Enfin, un troisième point est qu’en cas de
non-fonctionnement de la radio, pour une cause ou une autre, le Centurion
pourra toujours être rattrapé ; à un moment donné, son combustible cessera
d’arriver aux chaudières et il stoppera.
Il a fallu prévoir, pour notre avion-but,
une compensation qui lui permette automatiquement de faire certains
rétablissements d’équilibre dans l’air, et de revenir sainement à terre ou sur
mer.
Insuffisance
des tirs sur manche
Nous avons été ainsi guidés dans
l’établissement de notre projet par les tirs sur manche.
Ce sont précisément les défauts de ces tirs
qui nous ont le plus invités à recourir à l’avion-but.
Dans les tirs sur manche, un de nos avions
remorque à 1.000 yards
(environ 900 mètres )
derrière lui une manche, sur laquelle on tire.
Ce remorquage limite la vitesse de l’avion,
et immédiatement le tireur est mis dans des conditions qui ne seront
qu’exceptionnelles à la guerre.
En second lieu, l’avion et la manche ne
peuvent se livrer à des évolutions rapides.
De terre ou de bord, le tireur peut prévoir
la route de la manche en suivant l’avion ; il n’y a aucune surprise
d’évolution brusque. La manche est ainsi douée d’une inertie nouvelle et
spéciale.
De cette façon aussi, les changements
d’altitude sont peu rapides et peu fréquents.
L’avion-but
L’avion-but que nous avons imaginé, et qui
depuis deux ans est en service, est du type de Havilland Tiger-Moth ; il a
comme moteur un Gipsy-Major de 130 chevaux. On l’appelle le Queen-Bee,
l’abeille-reine ; mais en réalité, il y en a plusieurs qui forment une
véritable escadrille d’avions.
Comme on a voulu que cet avion télécommandé
servît aussi bien aux tirs de terre que de bord, il y a, en réalité, deux
séries d’appareils distincts : les avions et les hydravions.
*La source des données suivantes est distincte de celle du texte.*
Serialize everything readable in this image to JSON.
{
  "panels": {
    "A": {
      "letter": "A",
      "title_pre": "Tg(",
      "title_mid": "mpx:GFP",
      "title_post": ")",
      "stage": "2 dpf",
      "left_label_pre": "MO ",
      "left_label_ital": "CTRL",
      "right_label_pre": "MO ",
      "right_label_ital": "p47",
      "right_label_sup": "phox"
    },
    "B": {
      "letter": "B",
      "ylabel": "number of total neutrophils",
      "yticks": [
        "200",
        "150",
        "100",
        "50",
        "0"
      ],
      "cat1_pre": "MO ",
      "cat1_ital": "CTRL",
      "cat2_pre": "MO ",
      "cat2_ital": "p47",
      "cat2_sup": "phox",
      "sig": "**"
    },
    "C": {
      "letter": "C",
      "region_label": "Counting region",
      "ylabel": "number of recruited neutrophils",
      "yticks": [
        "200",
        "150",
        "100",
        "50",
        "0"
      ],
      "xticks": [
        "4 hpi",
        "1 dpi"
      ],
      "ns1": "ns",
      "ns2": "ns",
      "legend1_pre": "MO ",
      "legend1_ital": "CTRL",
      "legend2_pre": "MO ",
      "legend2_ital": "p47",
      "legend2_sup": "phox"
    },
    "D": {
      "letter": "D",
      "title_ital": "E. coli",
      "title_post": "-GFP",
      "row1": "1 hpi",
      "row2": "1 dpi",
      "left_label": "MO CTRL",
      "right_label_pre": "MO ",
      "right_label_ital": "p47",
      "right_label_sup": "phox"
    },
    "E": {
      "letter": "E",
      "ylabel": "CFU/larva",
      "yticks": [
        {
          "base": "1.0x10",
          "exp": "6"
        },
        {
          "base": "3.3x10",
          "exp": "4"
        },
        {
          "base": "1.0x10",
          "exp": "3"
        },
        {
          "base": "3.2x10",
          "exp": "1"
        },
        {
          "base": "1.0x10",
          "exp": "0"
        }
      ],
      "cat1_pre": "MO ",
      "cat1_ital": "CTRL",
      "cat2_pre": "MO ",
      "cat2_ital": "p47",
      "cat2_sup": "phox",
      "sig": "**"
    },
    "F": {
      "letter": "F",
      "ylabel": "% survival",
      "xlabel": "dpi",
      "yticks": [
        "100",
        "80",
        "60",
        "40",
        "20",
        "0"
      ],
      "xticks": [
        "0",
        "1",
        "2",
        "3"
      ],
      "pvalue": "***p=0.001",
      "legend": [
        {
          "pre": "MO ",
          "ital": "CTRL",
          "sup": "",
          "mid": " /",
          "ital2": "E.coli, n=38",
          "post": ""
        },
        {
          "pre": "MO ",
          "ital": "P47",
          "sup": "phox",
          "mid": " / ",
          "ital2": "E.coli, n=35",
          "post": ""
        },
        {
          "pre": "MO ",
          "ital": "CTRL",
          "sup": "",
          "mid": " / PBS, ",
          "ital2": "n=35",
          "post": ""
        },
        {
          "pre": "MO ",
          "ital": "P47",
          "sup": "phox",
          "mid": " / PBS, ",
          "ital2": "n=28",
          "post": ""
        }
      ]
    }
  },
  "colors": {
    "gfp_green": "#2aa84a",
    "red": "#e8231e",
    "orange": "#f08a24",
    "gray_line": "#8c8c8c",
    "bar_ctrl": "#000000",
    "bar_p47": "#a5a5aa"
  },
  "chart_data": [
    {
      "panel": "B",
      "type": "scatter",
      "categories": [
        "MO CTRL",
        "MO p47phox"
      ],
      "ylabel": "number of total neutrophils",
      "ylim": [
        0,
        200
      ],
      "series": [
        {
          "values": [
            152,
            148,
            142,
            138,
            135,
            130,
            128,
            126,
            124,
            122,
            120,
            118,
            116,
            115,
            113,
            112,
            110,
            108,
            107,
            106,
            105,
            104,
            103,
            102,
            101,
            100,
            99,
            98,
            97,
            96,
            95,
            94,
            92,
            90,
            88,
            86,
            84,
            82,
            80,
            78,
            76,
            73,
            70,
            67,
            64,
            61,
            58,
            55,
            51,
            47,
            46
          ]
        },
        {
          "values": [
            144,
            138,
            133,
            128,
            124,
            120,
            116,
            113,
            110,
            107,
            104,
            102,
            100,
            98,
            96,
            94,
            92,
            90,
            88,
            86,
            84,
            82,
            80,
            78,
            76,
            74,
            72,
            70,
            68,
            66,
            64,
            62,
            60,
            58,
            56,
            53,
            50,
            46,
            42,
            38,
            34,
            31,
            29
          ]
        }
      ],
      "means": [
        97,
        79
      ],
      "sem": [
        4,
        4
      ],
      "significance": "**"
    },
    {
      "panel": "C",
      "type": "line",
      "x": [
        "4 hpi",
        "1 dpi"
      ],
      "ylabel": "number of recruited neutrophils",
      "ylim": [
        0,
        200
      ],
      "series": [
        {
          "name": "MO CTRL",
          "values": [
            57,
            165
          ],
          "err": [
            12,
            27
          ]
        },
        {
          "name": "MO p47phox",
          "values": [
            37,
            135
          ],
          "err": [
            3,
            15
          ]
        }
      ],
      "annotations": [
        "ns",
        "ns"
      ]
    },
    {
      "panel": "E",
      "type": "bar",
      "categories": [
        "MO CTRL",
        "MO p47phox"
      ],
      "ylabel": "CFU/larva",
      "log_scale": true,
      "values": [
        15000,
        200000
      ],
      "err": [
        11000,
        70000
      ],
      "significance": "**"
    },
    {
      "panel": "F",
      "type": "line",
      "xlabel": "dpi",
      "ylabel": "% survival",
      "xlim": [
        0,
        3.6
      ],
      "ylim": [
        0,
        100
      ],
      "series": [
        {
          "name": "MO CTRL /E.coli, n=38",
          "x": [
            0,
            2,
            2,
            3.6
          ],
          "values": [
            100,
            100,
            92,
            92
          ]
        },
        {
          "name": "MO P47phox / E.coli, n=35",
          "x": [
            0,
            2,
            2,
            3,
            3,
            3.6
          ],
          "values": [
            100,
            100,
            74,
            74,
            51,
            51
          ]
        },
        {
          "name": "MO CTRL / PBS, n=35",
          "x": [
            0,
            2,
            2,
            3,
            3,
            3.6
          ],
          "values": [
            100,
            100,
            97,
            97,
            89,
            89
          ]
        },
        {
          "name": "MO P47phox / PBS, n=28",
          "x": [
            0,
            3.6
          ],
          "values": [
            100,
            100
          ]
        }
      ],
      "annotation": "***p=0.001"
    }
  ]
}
Les avions peuvent décoller d’un terrain et
y atterrir ; quant aux hydravions, on les catapulte des bords, et ils
viennent ensuite amerrir près du navire qui doit les repêcher.
La
commande
L’appareil de commande est contenu à
l’intérieur d’un socle d’un mètre de haut environ, à section carrée, de 30 centimètres de
côté ; il peut être placé en un point du terrain bien dégagé où l’on
puisse suivre et surveiller les mouvements de l’avion ; il est posé sur le
sol ou, s’il est employé par la
Marine , fixé à bord. Ce socle est, bien entendu, relié aux
antennes d’émission. Un tableau porte des boutons marqués climbing (montée),
landing (atterrissage ou amerrissage), etc…
L’avion peut donc quitter les sol ou l’eau ; il peut s’élever jusqu’à 3.000 mètres de
hauteur ; il peut évoluer en tout sens , aussi bien en direction qu’en
altitude.
Toutefois, lorsque par suite d’une manœuvre,
on lui fait piquer du nez trop rapidement pour changer d’altitude et qu’il y
aurait risque de s’enfoncer dans la mer ou emboutir le sol, un altimètre
différentiel intervient et commande le rétablissement à une altitude prévue à
l’avance.
Pour faire atterrir l’avion – ou amerrir
l’hydravion – il suffit de l’amener à une altitude assez basse, puis sur le
socle de commande, de presser le bouton landing : l’avion descend et vient
« tangenter » le sol ; un dispositif automatique complète la
manœuvre d’atterrissage d’une façon parfaite, lorsque l’avion n’est plus qu’à
une hauteur de quelques mètres au-dessus du sol.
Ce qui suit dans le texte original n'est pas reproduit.